Taking a back-road shortcut to catch a flight from Los Angeles two years ago, I passed an obscure airline employee parking lot – and was surprised to see over 70 motor homes. It looked like there was an entire community planted right there in the parking lot of the airport. I wondered, who lived there – and why?

Long Term parking documentary short film by Lance Oppenheim features an improvised village of airline workers on LAX airport parking lot

I learned that this community was an employee parking lot turned motor-home park made up of pilots, flight attendants and mechanics.
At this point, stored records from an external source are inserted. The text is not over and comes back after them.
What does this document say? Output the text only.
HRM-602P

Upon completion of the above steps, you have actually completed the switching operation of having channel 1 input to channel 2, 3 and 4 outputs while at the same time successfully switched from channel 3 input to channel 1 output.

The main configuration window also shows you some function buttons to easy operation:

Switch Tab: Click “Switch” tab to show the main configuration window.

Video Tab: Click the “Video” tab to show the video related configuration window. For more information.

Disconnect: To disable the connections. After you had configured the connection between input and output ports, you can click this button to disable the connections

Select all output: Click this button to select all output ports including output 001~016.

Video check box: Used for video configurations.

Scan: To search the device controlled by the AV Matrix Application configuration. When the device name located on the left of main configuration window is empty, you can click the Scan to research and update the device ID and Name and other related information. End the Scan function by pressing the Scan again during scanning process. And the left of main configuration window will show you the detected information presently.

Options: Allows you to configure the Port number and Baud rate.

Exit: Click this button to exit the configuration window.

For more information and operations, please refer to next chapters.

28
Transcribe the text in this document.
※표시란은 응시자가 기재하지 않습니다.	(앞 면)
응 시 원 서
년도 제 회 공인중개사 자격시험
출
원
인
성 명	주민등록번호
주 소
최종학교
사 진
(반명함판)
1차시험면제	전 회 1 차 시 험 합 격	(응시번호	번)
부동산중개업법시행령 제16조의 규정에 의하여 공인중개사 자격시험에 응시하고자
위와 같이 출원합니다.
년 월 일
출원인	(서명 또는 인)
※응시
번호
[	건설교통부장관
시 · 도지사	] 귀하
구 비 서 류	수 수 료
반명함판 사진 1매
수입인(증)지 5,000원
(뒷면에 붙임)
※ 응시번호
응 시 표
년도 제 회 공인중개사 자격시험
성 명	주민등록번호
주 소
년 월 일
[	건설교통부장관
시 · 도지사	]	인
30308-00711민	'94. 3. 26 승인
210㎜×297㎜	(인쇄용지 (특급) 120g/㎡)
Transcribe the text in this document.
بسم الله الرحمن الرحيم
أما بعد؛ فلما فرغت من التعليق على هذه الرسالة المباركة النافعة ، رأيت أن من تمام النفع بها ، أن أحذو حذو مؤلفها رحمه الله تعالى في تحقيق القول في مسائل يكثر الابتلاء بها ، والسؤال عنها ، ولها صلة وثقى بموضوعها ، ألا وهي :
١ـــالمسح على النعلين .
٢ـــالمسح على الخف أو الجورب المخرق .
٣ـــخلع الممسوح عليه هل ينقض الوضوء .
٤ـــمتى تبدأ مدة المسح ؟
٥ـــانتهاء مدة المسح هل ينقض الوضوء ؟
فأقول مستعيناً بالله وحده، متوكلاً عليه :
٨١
And I became fascinated by why and how the residents – people who may have flown us across the country, or walked us through emergency landing procedures – came to inhabit such an unusual place.

When I returned there last December, it quickly became apparent that the lot rarely attracted visitors, especially those carrying cameras. Residents did not immediately embrace me – a student filmmaker. So I was grateful when a few of them decided to share their takes on their unique living situation with me – and was struck by the contradictions in how they view their homes. While many communities seem to confer on their residents a sense of stability, those at the employee parking lot today generally view their homes as temporary. But if a home is traditionally considered a place where one yearns to return to – a place where the heart is, so to speak – can a temporary dwelling be a home?

Their perspectives are rooted in their community’s complicated history. The lot was created at least a decade ago as an airport-sponsored program offering airline employees a place to rest before heading to their next destination. Today, however, the next destination for many of the lot’s residents is unknown. As a result of pursuing their dream of working in the aviation industry, with its attendant transient lifestyle, many of the parking lot’s residents are estranged from their families. They are largely a community of people living alone, together – and most now consider the lot ‘home.’ But airport officials do not necessarily share their enthusiasm. Instead, they are actively seeking ways to re-appropriate the space where the community is situated and have slowly, and steadily, reduced the number of its residents.

I hope this film will help expand and challenge traditional views of what constitutes a home in 21st-century America. Because as unconventional as their living situation may be, the residents of this airport parking lot told me their homes afford them something we all seek: freedom.